Mommy Moments: It's All About the Little Things
by Cori Linder
Image credit: Cori Linder
UCLA’s legendary former basketball coach John Wooden got it right when he said: "It's the little details that are vital. Little things make big things happen."
For many mothers, it’s the little things about raising kids that delight us - that warm our heart or instantly erase a tantrum-filled morning. These little things may not be appreciated or even noticed by other groups of people. They may seem mundane. Normal. Expected, even.
But there are certain expressions or events that we as mothers appreciate, applaud, or secretly crave. These “little” things become big mommy motivators or, as I see them, sanity-savers.
For those of you who don’t have kids or whose life is abundantly perfect and fulfilling, these “little” things will appear, in fact, quite small. But for me, and for many mothers, the following can make our mom-o-meters pulsate.

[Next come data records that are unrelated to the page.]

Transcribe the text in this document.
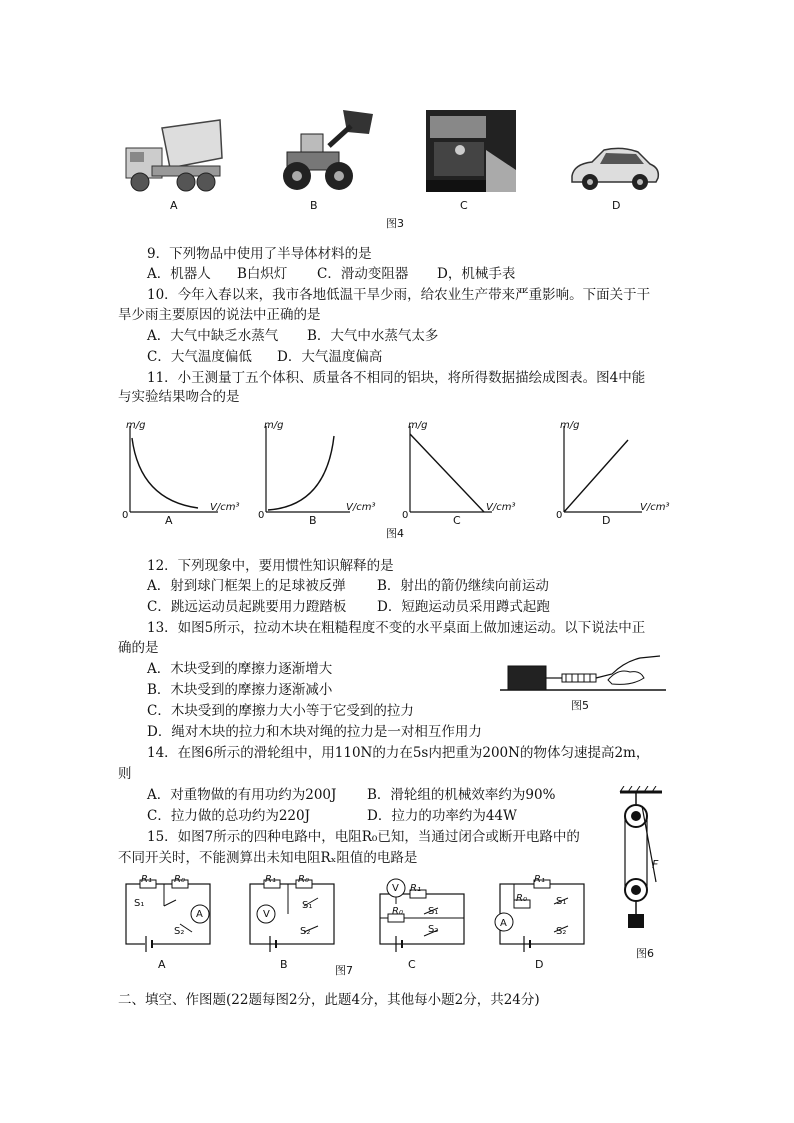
A	B	C	D
图3
9．下列物品中使用了半导体材料的是
A．机器人 B白炽灯 C．滑动变阻器 D，机械手表
10．今年入春以来，我市各地低温干旱少雨，给农业生产带来严重影响。下面关于干
旱少雨主要原因的说法中正确的是
A．大气中缺乏水蒸气 B．大气中水蒸气太多
C．大气温度偏低 D．大气温度偏高
11．小王测量丁五个体积、质量各不相同的铝块，将所得数据描绘成图表。图4中能
与实验结果吻合的是
m/g	m/g	m/g	m/g
V/cm³	V/cm³	V/cm³	V/cm³
0	0	0	0
A	B	C	D
图4
12．下列现象中，要用惯性知识解释的是
A．射到球门框架上的足球被反弹 B．射出的箭仍继续向前运动
C．跳远运动员起跳要用力蹬踏板 D．短跑运动员采用蹲式起跑
13．如图5所示，拉动木块在粗糙程度不变的水平桌面上做加速运动。以下说法中正
确的是
A．木块受到的摩擦力逐渐增大
B．木块受到的摩擦力逐渐减小
C．木块受到的摩擦力大小等于它受到的拉力
D．绳对木块的拉力和木块对绳的拉力是一对相互作用力
图5
14．在图6所示的滑轮组中，用110N的力在5s内把重为200N的物体匀速提高2m，
则
A．对重物做的有用功约为200J B．滑轮组的机械效率约为90%
C．拉力做的总功约为220J	D．拉力的功率约为44W
F
图6
15．如图7所示的四种电路中，电阻R₀已知，当通过闭合或断开电路中的
不同开关时，不能测算出未知电阻Rₓ阻值的电路是
R₁ R₀
S₁
S₂
A
R₁ R₀
V
S₁
S₂
V R₁
R₀	S₁
S₂
R₁
R₀	S₁
S₂
A
A	B	C	D
图7
二、填空、作图题(22题每图2分，此题4分，其他每小题2分，共24分)
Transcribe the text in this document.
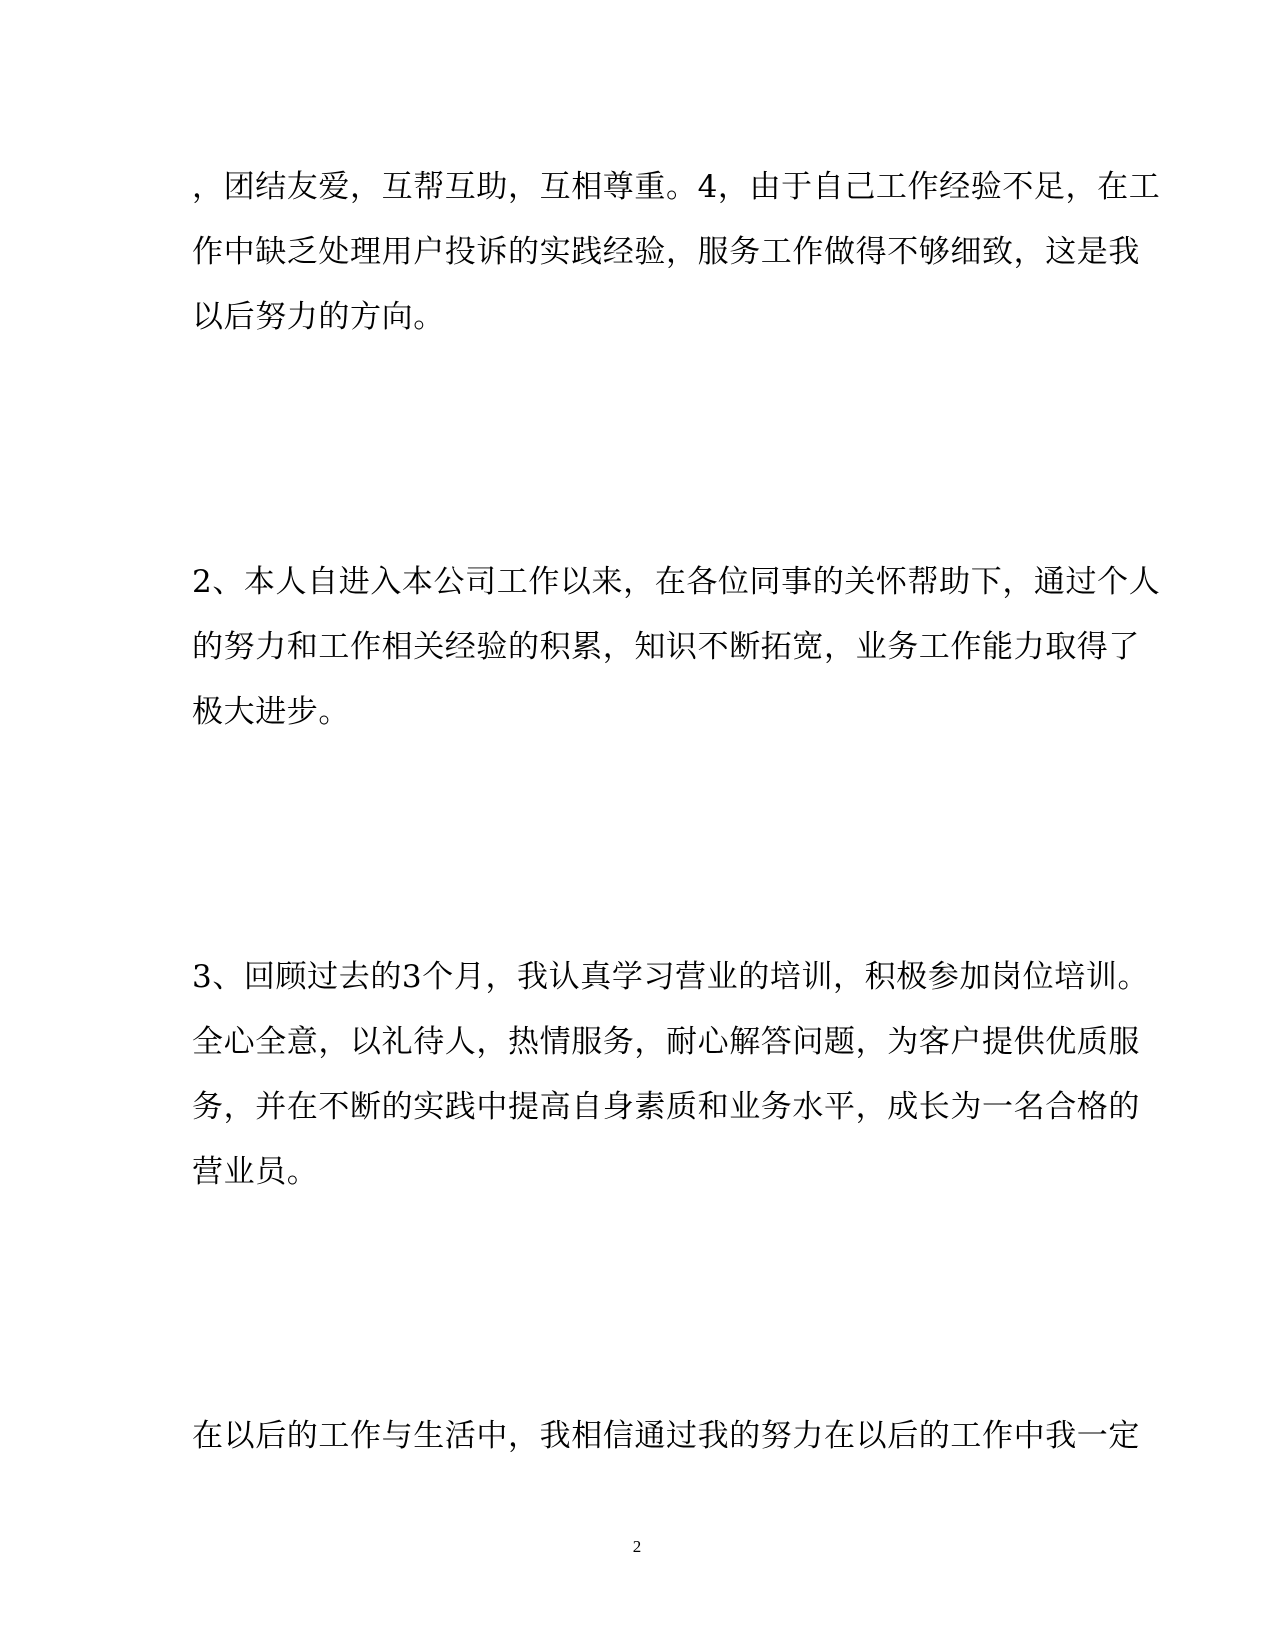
，团结友爱，互帮互助，互相尊重。4，由于自己工作经验不足，在工
作中缺乏处理用户投诉的实践经验，服务工作做得不够细致，这是我
以后努力的方向。
2、本人自进入本公司工作以来，在各位同事的关怀帮助下，通过个人
的努力和工作相关经验的积累，知识不断拓宽，业务工作能力取得了
极大进步。
3、回顾过去的3个月，我认真学习营业的培训，积极参加岗位培训。
全心全意，以礼待人，热情服务，耐心解答问题，为客户提供优质服
务，并在不断的实践中提高自身素质和业务水平，成长为一名合格的
营业员。
在以后的工作与生活中，我相信通过我的努力在以后的工作中我一定
2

These are some of my favorite “Mommy Moments:"
1. Your young child is part of a group performance, and he/she looks straight at you in the audience and acknowledges you with a smile or wave. It’s that moment when your specialness is made visual for all to see.
2. You receive a note or drawing from your young child, and you find the examples of inventive spelling funny! You don’t even mind when his portrait of you shows a very swelled head or crooked nose. I love when my boys write letters. Here’s an example of my 8 year-old-son’s Dear Santa Letter (verbatim) that I’m sure Santa especially appreciated:
What I want for Christmas is: an electrical device that's remote control, that you can see and the remote when it flies in the air. What I also want is an electrical game that contains prehistorical effects that you think I would like. Please make me a better student and improving in quizzes and in my math. What I also want is a Nerd Gun bullet proof vest. I also want a Macaroni-and-Cheese nutcracker baker. The last thing I want is an ornament that has a picture of my Christmas tree.
P.S. I have a present for you to the right of my desk.
3. You attend a birthday party, and your child is one of the few who opts for the veggie platter.
4. Your child “graduates” on the toilet and starts wiping his/her own butt. (I can’t tell you how many times I heard my little son yell out, “Mommy, please wipe my bottom!!!” as I was right in the middle of teaching a piano student.)
5. You receive breakfast in bed, and you look down to see burnt toast, runny eggs and spilled drink on a tray proudly held by your beaming children.
6. Your child runs and hugs you in front of his friends when you pick him up from school. The older he is, the rarer (and more special) it becomes.
7. You hear your child say “please” or “thank you” to another adult.. without prodding. The adult’s compliment about your daughter having good manners can make your entire afternoon.
8. You can sleep in... uninterrupted. For some of us, this is all we need.
9. The grocery cart doesn’t squeak or have a broken wheel while you’re shopping. This may seem especially mundane to some, but any woman who has had to push a cart for a long period of time with a young child in it appreciates if the ride is smooth and stealth.
10. Your child plucks a flower and gives it to you. When my boys were young, they happily handed me bugs.
11. Your child cleans a part of the house without you asking... or without complaining. It’s messier than before, but you appreciate the effort.
12. Kid-created coupon books. I’ve never known a mother who has actually redeemed all the coupons in the book her child made her. But just the short written statement “I will do the laundry for a day” or “I will do all the dishes” is enough to warm the heart.
13. Hearing your child pray. I wish I had written down some of my children’s prayers, like the one asking God to make everybody in the world happy.
14. Funny sayings. Back in the 1990s, Bill Cosby hosted an entertaining TV show called “Kids Say the Darndest Things”; this is because children -- and their innocence and bluntness -- can be funny! Every week there’s something one of my kids says that cracks me up or surprises me.
15. Watching your child dance. I especially appreciate watching young children dance who have no sense of rhythm. They don’t care; they throw caution to the wind and move and groove to their own beat. There’s something completely pure and beautiful about that.
16. No sibling fighting on long car trips. If you have perfect kids, then you don’t appreciate this as much as us who don’t have perfect kids.
17. Doing nothing. On one Mother’s Day, my husband asked me what I wanted to DO. I said, “I want to do nothing.” “Nothing?” he asked. “NOTHING,” I answered. My typical day is filled with kids, work, cleaning, driving, shopping, negotiating, exercising, etc. Every now and then we mothers appreciate the art of doing absolutely nothing. And sometimes, for the busy mom, it's hard work to do nothing.
18. Quiet alone time. This one goes hand in hand with the above statement. Sitting in a quiet room is, well, quiet…and we like it.
19. A good book. I know many moms who treasure their reading time and who have, in fact, stayed up into the wee hours of the morning to finish a captivating book. We appreciate a fun book series. I’m willing to bet that many moms have read lately the Harry Potter, Twilight, Hunger Games, and/or Fifty Shades of Grey books. There's just something about reading fantasy while wearing sweatpants and no makeup.
20. A cup of coffee or hot tea. No need to elaborate. But, in case I did elaborate, I'd add: sipping a cup of coffee/tea while sitting in a comfortable chair. Being able to finish an entire cup without having to stand or speak is, well, glorious.
There's that famous book entitled "Don't Sweat the Small Stuff"; I believe moms should embrace them instead.